The accreditation process was carried out by an audit panel comprising of pharmacy academicians from Universiti Kebangsaan Malaysia (UKM) and Universiti Sains Malaysia (USM), pharmacy practitioners from the Health Ministry and a representative from the Malaysian Pharmaceutical Society.

QIU Faculty of Pharmacy Dean Prof Datuk Dr Allan Mathews explained that the accreditation recognised how the QIU pharmacy programme had been developed to give undergraduates a real world experience from the outset.

He further pointed out that the innovative programme infused real world experience from the first year of the programme, unlike traditional programmes where exposure to practice aspects come later.

This, Mathews noted, covered the three main tenets of pharmacy practice; clinical pharmacy, industrial pharmacy, and community pharmacy. For their clinical pharmacy practice, the dean said each student was assigned to carry out monthly medication management on a patient, under the supervision of their lecturer.

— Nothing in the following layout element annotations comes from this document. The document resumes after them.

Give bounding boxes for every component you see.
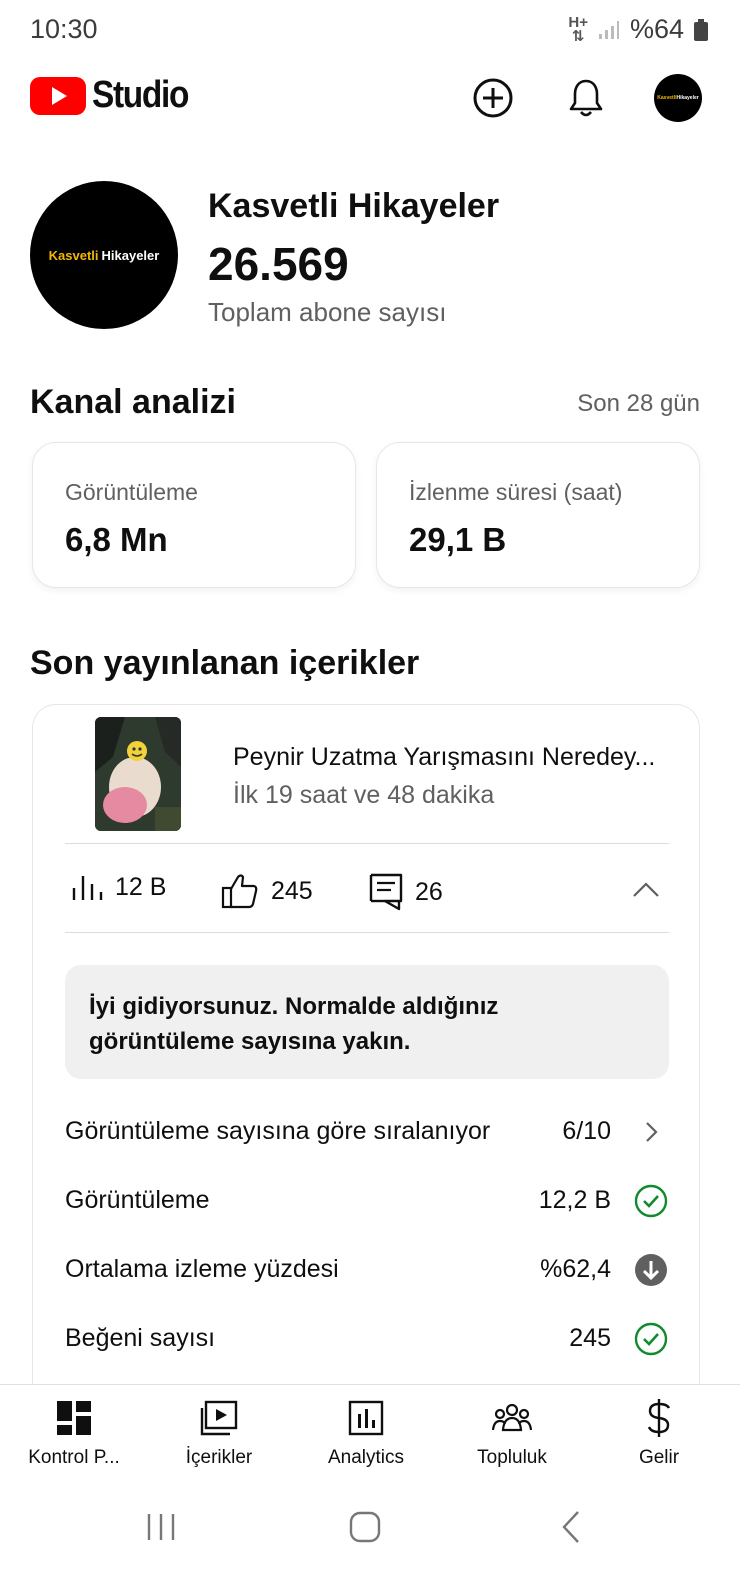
video-age: İlk 19 saat ve 48 dakika	[233, 781, 495, 809]
video-thumbnail[interactable]	[95, 717, 181, 831]
channel-avatar[interactable]: Kasvetli Hikayeler	[30, 181, 178, 329]
views-card[interactable]: Görüntüleme 6,8 Mn	[32, 442, 356, 588]
account-avatar[interactable]: Kasvetli Hikayeler	[654, 74, 702, 122]
views-metric: 12 B	[71, 873, 166, 902]
logo-text: Studio	[92, 74, 189, 116]
nav-dashboard[interactable]: Kontrol P...	[4, 1397, 144, 1475]
nav-label: Kontrol P...	[28, 1447, 120, 1468]
stat-label: Görüntüleme	[65, 479, 198, 505]
bar-chart-icon	[72, 875, 103, 900]
likes-metric: 245	[221, 873, 313, 909]
detail-label: Beğeni sayısı	[65, 1324, 216, 1352]
chevron-right-icon	[633, 1114, 669, 1150]
video-title[interactable]: Peynir Uzatma Yarışmasını Neredey...	[233, 743, 673, 772]
likes-row: Beğeni sayısı 245	[65, 1318, 669, 1358]
status-icons: H+ ⇅ %64	[568, 14, 708, 45]
stat-label: İzlenme süresi (saat)	[409, 479, 623, 505]
detail-label: Ortalama izleme yüzdesi	[65, 1255, 339, 1283]
recents-icon	[147, 1514, 175, 1540]
arrow-down-circle-icon	[633, 1252, 669, 1288]
home-icon	[349, 1511, 381, 1543]
check-circle-icon	[633, 1183, 669, 1219]
analytics-icon	[296, 1397, 436, 1439]
comments-metric: 26	[369, 873, 443, 911]
add-circle-icon	[473, 78, 513, 118]
nav-community[interactable]: Topluluk	[442, 1397, 582, 1475]
watch-time-card[interactable]: İzlenme süresi (saat) 29,1 B	[376, 442, 700, 588]
bell-icon	[569, 79, 603, 117]
thumbs-up-icon	[221, 874, 258, 909]
studio-logo[interactable]: Studio	[30, 74, 201, 117]
battery-percent: %64	[629, 14, 684, 44]
nav-earn[interactable]: Gelir	[589, 1397, 729, 1475]
recents-button[interactable]	[131, 1502, 191, 1552]
back-icon	[562, 1511, 579, 1543]
divider	[65, 932, 669, 933]
rank-row[interactable]: Görüntüleme sayısına göre sıralanıyor 6/…	[65, 1111, 669, 1151]
nav-content[interactable]: İçerikler	[149, 1397, 289, 1475]
channel-name: Kasvetli Hikayeler	[208, 187, 500, 225]
detail-value: %62,4	[540, 1255, 611, 1283]
home-button[interactable]	[335, 1502, 395, 1552]
app-header: Studio Kasvetli Hikayeler	[0, 62, 740, 134]
status-time: 10:30	[30, 14, 98, 44]
notifications-button[interactable]	[562, 74, 610, 122]
back-button[interactable]	[541, 1502, 601, 1552]
status-bar: 10:30 H+ ⇅ %64	[0, 0, 740, 62]
collapse-button[interactable]	[631, 875, 661, 910]
create-button[interactable]	[469, 74, 517, 122]
system-navigation	[0, 1480, 740, 1586]
chevron-up-icon	[633, 882, 659, 897]
detail-label: Görüntüleme	[65, 1186, 210, 1214]
youtube-play-icon	[30, 76, 86, 115]
signal-icon	[598, 20, 619, 39]
channel-summary: Kasvetli Hikayeler Kasvetli Hikayeler 26.…	[30, 181, 710, 331]
check-circle-icon	[633, 1321, 669, 1357]
analytics-period: Son 28 gün	[577, 390, 700, 417]
comment-icon	[369, 873, 403, 911]
detail-value: 12,2 B	[538, 1186, 611, 1214]
performance-notice: İyi gidiyorsunuz. Normalde aldığınız gör…	[65, 965, 669, 1079]
bottom-navigation: Kontrol P... İçerikler Analytics Toplulu…	[0, 1384, 740, 1480]
views-value: 12 B	[115, 873, 167, 901]
network-type-icon: H+ ⇅	[568, 13, 588, 45]
content-icon	[149, 1397, 289, 1439]
detail-value: 6/10	[562, 1117, 611, 1145]
recent-content-card: Peynir Uzatma Yarışmasını Neredey... İlk…	[32, 704, 700, 1424]
community-icon	[442, 1397, 582, 1439]
nav-label: İçerikler	[185, 1447, 253, 1468]
comments-value: 26	[415, 877, 443, 906]
dollar-icon	[589, 1397, 729, 1439]
stat-value: 29,1 B	[409, 521, 507, 558]
divider	[65, 843, 669, 844]
likes-value: 245	[271, 876, 313, 905]
avg-view-percent-row: Ortalama izleme yüzdesi %62,4	[65, 1249, 669, 1289]
recent-section-title: Son yayınlanan içerikler	[30, 644, 420, 682]
detail-value: 245	[569, 1324, 611, 1352]
nav-analytics[interactable]: Analytics	[296, 1397, 436, 1475]
nav-label: Topluluk	[477, 1447, 547, 1468]
battery-icon	[694, 18, 708, 41]
nav-label: Analytics	[327, 1447, 405, 1468]
detail-label: Görüntüleme sayısına göre sıralanıyor	[65, 1117, 491, 1145]
subscriber-label: Toplam abone sayısı	[208, 297, 447, 327]
analytics-section-title: Kanal analizi	[30, 383, 236, 421]
nav-label: Gelir	[638, 1447, 680, 1468]
subscriber-count: 26.569	[208, 238, 349, 290]
views-row: Görüntüleme 12,2 B	[65, 1180, 669, 1220]
dashboard-icon	[4, 1397, 144, 1439]
stat-value: 6,8 Mn	[65, 521, 168, 558]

“Students learn proper communication skills and confidence when they handle patients. These two aspects are something that today’s graduates lack. From Year 1, students are exposed to practice areas when they have completed a particular course. “For the industrial pharmacy aspect, the university has established a Pharmaceutical Production Pilot Plant so that students can gain exposure to a real production and quality control environment to prepare them for the industry,” he said.

Mathews added that the university has also set up a real community pharmacy within the campus where students are placed on rotation from Year 1 so that they are able to learn all about Community Pharmacy practice.

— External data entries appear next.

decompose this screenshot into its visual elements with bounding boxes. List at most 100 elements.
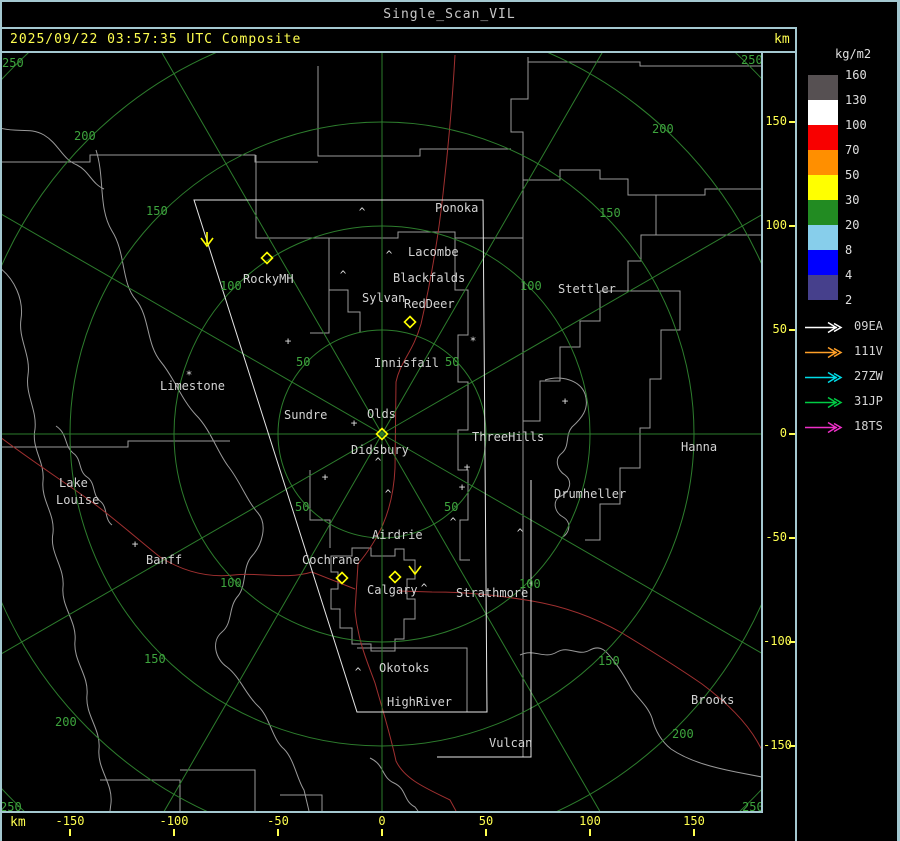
scale-value-label: 70 (845, 143, 860, 157)
scale-color-block (808, 225, 838, 250)
bottom-axis-tick-label: -100 (159, 814, 189, 828)
town-label: Innisfail (374, 356, 440, 370)
station-legend-row: 31JP (803, 394, 898, 409)
town-label: Hanna (681, 440, 718, 454)
station-arrow-icon (805, 421, 843, 434)
station-legend-row: 27ZW (803, 369, 898, 384)
town-point-marker: ^ (339, 268, 347, 282)
bottom-axis-unit-label: km (10, 815, 26, 830)
range-ring-label: 100 (520, 279, 542, 293)
town-point-marker: ^ (385, 248, 393, 262)
station-arrow-shape (805, 396, 843, 409)
station-id-label: 18TS (854, 419, 883, 433)
bottom-axis-tick (589, 829, 591, 836)
town-label: Vulcan (489, 736, 533, 750)
scale-color-block (808, 250, 838, 275)
scale-color-block (808, 150, 838, 175)
bottom-axis-tick-label: 100 (579, 814, 601, 828)
right-distance-axis: 150 100 50 0 -50 -100 -150 (763, 53, 795, 811)
town-label: Cochrane (302, 553, 360, 567)
station-id-label: 09EA (854, 319, 883, 333)
station-arrow-shape (805, 321, 843, 334)
bottom-axis-tick (69, 829, 71, 836)
range-ring-label: 200 (672, 727, 694, 741)
bottom-axis-tick (173, 829, 175, 836)
range-ring-label: 250 (2, 56, 24, 70)
town-label: RockyMH (243, 272, 294, 286)
bottom-axis-tick-label: -150 (55, 814, 85, 828)
range-ring-label: 50 (296, 355, 311, 369)
range-ring-label: 50 (295, 500, 310, 514)
scale-color-block (808, 200, 838, 225)
range-ring-label: 50 (444, 500, 459, 514)
range-ring-label: 200 (74, 129, 96, 143)
title-bar: Single_Scan_VIL (2, 2, 897, 29)
town-label: Sundre (284, 408, 328, 422)
bottom-axis-tick (693, 829, 695, 836)
scale-value-label: 130 (845, 93, 867, 107)
radar-map-viewport[interactable]: Ponoka Lacombe Blackfalds Sylvan RedDeer Stet… (2, 53, 763, 813)
range-ring-label: 100 (220, 279, 242, 293)
scan-timestamp: 2025/09/22 03:57:35 UTC Composite (10, 32, 302, 47)
town-point-marker: * (185, 368, 193, 382)
town-point-marker: ^ (358, 205, 366, 219)
station-id-label: 111V (854, 344, 883, 358)
bottom-axis-tick-label: 50 (478, 814, 494, 828)
bottom-axis-tick (485, 829, 487, 836)
right-axis-tick-label: -150 (763, 738, 792, 752)
range-ring-label: 200 (652, 122, 674, 136)
scale-unit-label: kg/m2 (835, 47, 872, 61)
bottom-axis-tick (277, 829, 279, 836)
station-arrow-shape (805, 421, 843, 434)
town-point-marker: ^ (374, 455, 382, 469)
right-axis-tick-label: 50 (772, 322, 787, 336)
bottom-axis-tick-label: 150 (683, 814, 705, 828)
town-label: Okotoks (379, 661, 430, 675)
scale-color-block (808, 175, 838, 200)
right-axis-tick-label: -50 (765, 530, 787, 544)
info-row: 2025/09/22 03:57:35 UTC Composite km (2, 29, 795, 53)
scale-value-label: 50 (845, 168, 860, 182)
town-label: Limestone (160, 379, 226, 393)
station-arrow-icon (805, 321, 843, 334)
town-label: Airdrie (372, 528, 423, 542)
range-ring-label: 150 (144, 652, 166, 666)
scale-color-block (808, 275, 838, 300)
range-ring-label: 150 (599, 206, 621, 220)
town-label: Lake (59, 476, 88, 490)
scale-color-block (808, 100, 838, 125)
town-label: HighRiver (387, 695, 453, 709)
bottom-axis-tick-label: 0 (378, 814, 386, 828)
town-point-marker: * (469, 334, 477, 348)
range-ring-label: 50 (445, 355, 460, 369)
scale-value-label: 100 (845, 118, 867, 132)
town-point-marker: + (463, 460, 471, 474)
town-point-marker: + (561, 394, 569, 408)
scale-color-block (808, 75, 838, 100)
town-label: RedDeer (404, 297, 455, 311)
town-label: Olds (367, 407, 396, 421)
scale-value-label: 20 (845, 218, 860, 232)
range-ring-label: 100 (220, 576, 242, 590)
right-axis-tick-label: -100 (763, 634, 792, 648)
town-label: Brooks (691, 693, 735, 707)
scale-value-label: 4 (845, 268, 853, 282)
scale-color-block (808, 125, 838, 150)
bottom-axis-tick (381, 829, 383, 836)
right-axis-tick-label: 100 (765, 218, 787, 232)
station-arrow-shape (805, 371, 843, 384)
range-ring-label: 250 (2, 800, 22, 813)
town-point-marker: ^ (516, 526, 524, 540)
town-label: Ponoka (435, 201, 479, 215)
right-axis-tick-label: 0 (779, 426, 787, 440)
scale-value-label: 160 (845, 68, 867, 82)
range-ring-label: 200 (55, 715, 77, 729)
station-arrow-shape (805, 346, 843, 359)
town-point-marker: + (350, 416, 358, 430)
town-label: ThreeHills (472, 430, 545, 444)
station-id-label: 31JP (854, 394, 883, 408)
window-border-top (0, 0, 900, 2)
range-ring-label: 250 (742, 800, 763, 813)
station-arrow-icon (805, 346, 843, 359)
station-legend-row: 09EA (803, 319, 898, 334)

QIU CCO Nicholas Goh congratulated the faculty for their achievement, stressing that the programme was designed to ensure that the graduates were well prepared to excel when they entered the working world.

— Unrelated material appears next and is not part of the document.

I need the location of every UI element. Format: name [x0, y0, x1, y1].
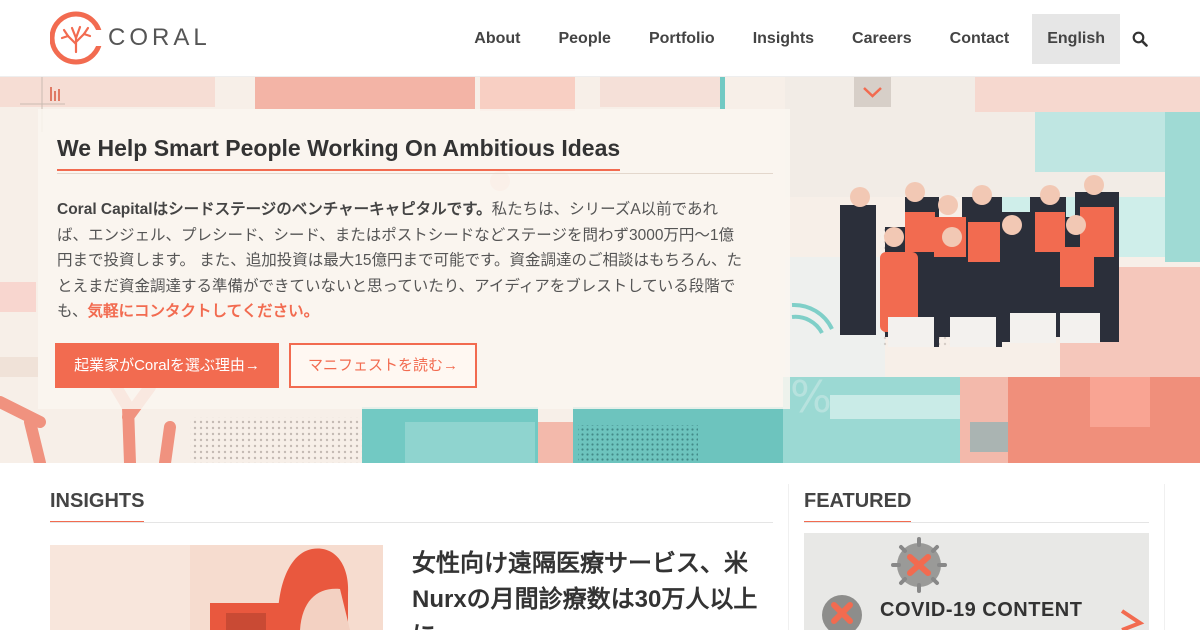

“The Pharmacy Board only requires students to undergo two weeks of training in clinical, industrial, and community pharmacy practice areas. However, our programme offers 20 weeks of attachment training, because we want to make sure that our graduates are prepared to excel when they start their careers.”

Student-centred learning is highly-emphasised throughout QIU’s Pharmacy programme where the delivery method involves process-based and problem-based learning from Year 1.

It is where students master communication skills, team work, leadership skills, presentation skills, confidence building, time management and evidence-based learning.

This enables pharmacists working in hospital and clinical environments to interact with medical doctors and see the same patients as their medical counterparts.